Two important points, first to see BJP’s diplomatic stands on Bangladesh and Sri Lanka and second at the same to understand India’s regional power presence in South Asian countries. SAARC has been judged as a weak cooperation without having any significant treaty in common among its member countries.

Historically, there has been no event of social gathering between India and Pakistan, even conducting cricket matches have politicized in public. Let us look into beyond these ‘Indo-Pak’ narrations. Countries like Afghanistan, Myanmar, Bhutan and Nepal have been out of the South Asian debate in Indian context significantly much because of India’s negligence towards these countries, India of course share strategic bilateral relationship with Afghanistan and Myanmar.

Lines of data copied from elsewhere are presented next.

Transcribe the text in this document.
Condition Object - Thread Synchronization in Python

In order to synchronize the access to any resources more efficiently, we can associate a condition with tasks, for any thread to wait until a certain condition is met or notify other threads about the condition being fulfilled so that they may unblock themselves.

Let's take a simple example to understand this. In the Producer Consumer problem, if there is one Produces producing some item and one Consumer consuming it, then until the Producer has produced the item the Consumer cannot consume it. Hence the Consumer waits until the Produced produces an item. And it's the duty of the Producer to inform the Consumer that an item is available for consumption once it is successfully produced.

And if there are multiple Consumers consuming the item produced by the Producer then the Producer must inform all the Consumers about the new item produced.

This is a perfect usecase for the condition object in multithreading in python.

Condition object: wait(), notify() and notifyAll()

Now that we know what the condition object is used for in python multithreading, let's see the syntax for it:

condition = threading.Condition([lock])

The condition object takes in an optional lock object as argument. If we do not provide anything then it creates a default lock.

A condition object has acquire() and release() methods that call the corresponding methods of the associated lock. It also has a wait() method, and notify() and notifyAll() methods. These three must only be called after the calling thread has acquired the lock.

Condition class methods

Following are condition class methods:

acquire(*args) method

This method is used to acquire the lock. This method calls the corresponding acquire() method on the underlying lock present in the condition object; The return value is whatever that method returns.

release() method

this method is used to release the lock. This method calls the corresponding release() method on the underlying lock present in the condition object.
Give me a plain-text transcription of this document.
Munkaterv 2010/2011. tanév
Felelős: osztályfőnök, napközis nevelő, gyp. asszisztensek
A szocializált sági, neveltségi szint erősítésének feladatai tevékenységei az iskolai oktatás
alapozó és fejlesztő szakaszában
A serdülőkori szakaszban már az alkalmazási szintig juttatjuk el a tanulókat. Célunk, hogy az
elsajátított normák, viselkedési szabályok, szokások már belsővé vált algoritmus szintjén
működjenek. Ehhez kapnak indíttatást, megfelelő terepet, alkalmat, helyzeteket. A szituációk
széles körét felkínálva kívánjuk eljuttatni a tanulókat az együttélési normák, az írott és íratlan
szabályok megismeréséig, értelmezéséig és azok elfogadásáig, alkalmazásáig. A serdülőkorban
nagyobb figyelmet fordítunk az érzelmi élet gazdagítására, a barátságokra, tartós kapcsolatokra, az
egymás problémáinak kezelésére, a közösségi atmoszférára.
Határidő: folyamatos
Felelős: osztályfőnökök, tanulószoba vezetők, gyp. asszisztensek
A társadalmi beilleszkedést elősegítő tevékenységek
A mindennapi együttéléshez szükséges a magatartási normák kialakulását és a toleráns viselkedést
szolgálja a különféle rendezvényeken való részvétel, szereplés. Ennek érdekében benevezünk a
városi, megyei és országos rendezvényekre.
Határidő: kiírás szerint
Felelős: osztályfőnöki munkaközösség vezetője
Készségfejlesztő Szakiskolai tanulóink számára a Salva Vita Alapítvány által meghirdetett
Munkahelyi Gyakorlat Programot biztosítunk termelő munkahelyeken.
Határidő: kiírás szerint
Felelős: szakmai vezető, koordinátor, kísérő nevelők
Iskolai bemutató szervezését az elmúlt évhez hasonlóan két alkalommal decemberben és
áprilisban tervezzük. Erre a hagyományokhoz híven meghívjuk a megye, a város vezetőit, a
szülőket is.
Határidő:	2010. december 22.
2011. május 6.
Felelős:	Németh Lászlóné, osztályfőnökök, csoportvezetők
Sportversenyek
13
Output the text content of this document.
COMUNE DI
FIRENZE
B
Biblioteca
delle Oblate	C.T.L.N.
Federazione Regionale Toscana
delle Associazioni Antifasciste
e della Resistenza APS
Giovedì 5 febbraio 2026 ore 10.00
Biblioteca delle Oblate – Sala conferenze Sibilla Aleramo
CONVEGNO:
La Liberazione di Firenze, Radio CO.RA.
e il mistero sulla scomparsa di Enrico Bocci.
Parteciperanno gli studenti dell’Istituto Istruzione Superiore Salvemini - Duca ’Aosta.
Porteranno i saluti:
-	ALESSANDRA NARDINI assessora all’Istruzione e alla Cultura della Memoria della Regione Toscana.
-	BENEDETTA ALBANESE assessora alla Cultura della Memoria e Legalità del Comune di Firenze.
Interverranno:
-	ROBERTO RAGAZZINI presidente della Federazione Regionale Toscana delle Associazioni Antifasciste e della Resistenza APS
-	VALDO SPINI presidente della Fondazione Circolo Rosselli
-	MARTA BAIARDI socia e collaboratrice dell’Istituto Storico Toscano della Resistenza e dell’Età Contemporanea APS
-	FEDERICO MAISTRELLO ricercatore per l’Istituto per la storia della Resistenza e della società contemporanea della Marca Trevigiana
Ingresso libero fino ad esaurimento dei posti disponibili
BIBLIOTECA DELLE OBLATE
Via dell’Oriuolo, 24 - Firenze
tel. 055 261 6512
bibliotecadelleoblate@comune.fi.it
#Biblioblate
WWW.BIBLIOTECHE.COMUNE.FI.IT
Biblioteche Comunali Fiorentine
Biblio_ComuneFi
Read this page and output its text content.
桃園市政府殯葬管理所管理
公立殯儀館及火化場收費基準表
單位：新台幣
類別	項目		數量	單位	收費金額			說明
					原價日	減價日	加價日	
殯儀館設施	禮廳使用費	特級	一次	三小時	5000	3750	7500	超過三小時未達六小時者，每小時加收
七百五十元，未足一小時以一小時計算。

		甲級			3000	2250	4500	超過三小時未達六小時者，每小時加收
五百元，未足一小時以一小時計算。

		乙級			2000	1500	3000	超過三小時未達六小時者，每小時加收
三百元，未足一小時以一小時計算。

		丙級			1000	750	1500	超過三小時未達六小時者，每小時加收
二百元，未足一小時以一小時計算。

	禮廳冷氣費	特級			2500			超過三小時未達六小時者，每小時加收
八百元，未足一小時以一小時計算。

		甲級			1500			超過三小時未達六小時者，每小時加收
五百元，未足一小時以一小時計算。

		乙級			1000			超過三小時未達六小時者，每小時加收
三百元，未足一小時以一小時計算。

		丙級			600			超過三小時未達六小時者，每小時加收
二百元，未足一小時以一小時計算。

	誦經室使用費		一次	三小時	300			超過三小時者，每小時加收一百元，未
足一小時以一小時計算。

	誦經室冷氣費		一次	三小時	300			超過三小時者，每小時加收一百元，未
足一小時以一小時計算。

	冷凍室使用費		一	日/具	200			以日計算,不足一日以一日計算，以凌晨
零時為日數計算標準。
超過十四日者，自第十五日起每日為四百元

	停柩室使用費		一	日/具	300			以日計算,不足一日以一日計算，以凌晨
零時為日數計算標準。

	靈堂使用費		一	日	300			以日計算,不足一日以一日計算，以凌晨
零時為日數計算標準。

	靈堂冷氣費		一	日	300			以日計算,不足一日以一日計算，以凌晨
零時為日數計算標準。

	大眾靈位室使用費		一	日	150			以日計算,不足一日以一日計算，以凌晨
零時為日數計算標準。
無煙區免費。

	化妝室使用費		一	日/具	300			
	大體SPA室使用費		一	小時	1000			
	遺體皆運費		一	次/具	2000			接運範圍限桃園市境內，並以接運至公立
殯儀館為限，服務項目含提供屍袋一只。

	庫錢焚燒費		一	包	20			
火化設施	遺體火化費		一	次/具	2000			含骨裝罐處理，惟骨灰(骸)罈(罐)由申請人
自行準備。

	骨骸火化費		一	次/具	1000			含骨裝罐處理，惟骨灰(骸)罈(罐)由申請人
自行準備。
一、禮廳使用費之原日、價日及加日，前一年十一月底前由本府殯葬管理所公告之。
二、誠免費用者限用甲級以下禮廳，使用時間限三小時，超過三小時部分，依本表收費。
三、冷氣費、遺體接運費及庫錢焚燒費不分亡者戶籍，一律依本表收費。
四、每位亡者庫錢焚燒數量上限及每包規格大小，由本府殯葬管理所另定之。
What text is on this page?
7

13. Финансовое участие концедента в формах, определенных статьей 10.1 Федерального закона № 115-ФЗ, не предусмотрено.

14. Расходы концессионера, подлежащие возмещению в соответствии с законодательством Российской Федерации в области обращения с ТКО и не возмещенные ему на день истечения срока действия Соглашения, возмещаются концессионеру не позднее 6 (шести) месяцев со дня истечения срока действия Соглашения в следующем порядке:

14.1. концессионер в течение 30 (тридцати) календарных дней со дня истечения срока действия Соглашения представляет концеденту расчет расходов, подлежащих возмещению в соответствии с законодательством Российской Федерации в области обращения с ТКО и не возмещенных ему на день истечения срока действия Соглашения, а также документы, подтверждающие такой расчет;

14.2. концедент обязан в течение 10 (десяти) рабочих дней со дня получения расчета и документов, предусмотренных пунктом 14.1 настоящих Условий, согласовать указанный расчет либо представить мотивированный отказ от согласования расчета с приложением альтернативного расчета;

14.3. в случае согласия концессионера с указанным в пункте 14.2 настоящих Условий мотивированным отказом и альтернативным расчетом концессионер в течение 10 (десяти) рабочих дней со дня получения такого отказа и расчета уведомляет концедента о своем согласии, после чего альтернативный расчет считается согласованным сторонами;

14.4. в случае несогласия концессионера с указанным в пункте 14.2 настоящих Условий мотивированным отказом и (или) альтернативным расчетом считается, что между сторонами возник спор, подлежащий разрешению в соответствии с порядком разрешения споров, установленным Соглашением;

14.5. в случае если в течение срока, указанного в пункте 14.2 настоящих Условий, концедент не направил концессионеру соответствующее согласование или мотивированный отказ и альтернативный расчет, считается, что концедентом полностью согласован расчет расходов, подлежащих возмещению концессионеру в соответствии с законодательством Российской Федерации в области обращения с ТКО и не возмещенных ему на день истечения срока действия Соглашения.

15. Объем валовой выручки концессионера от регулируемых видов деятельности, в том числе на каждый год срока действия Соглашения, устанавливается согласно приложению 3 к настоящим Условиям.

Afghanistan and Myanmar have its geo-political importance at global diplomacy. Indian Oil Company operating on Myanmar’s land and the last Indian government’s military relationship with Afghanistan put both the state in cooperative loop.

Modi’s comments on Bangladesh and Sri Lanka show his party’s policy. Sri Lanka certainly don’t see warming signal on BJP’s inclination towards AIADMK in Tamilnadu. AIADMK animadversion against Tamils exploitation by Sri Lankan state has been known among world media. India’s vote against Sri Lanka in case of crime against Tamils in Sri Lankan civil war shown in the favor of Tamil solidarity and pointed finger India’s foreign policy, top Sri Lankan authorities accused the Indian decision was taken under pressure of Tamilnadu’s politics.

Sheikh Hasina of Bangladesh is seen as secular Prime Minister, and BJP has been critical towards Bengali Muslim migrants living in Assam. In the last parliament sessions, leaders of the BJP raised the issue illegal migrants to whom the party identified as Bangladeshis who crossed the border much later to the Bangladesh liberation. Many other political parties criticized the BJP’s allegations and saw it as ‘communal policy’ to divide communities in Assam.

In the broader framework, it is too early to judge Modi’s foreign policy after looking this invitation. Of course, one could predict of good relations with the neighboring South Asian countries as of India’s external security policies are concerned especially the right wing.

If India really wants to secure its regional power position, it has initiate programs that can ensure prosperity for both India and neighboring states. We have to wait government’s stakes on Bengali Muslims security, relationship with Pakistan over Kashmir issue and economic cooperation and find opportunities to engage with Sri Lanka.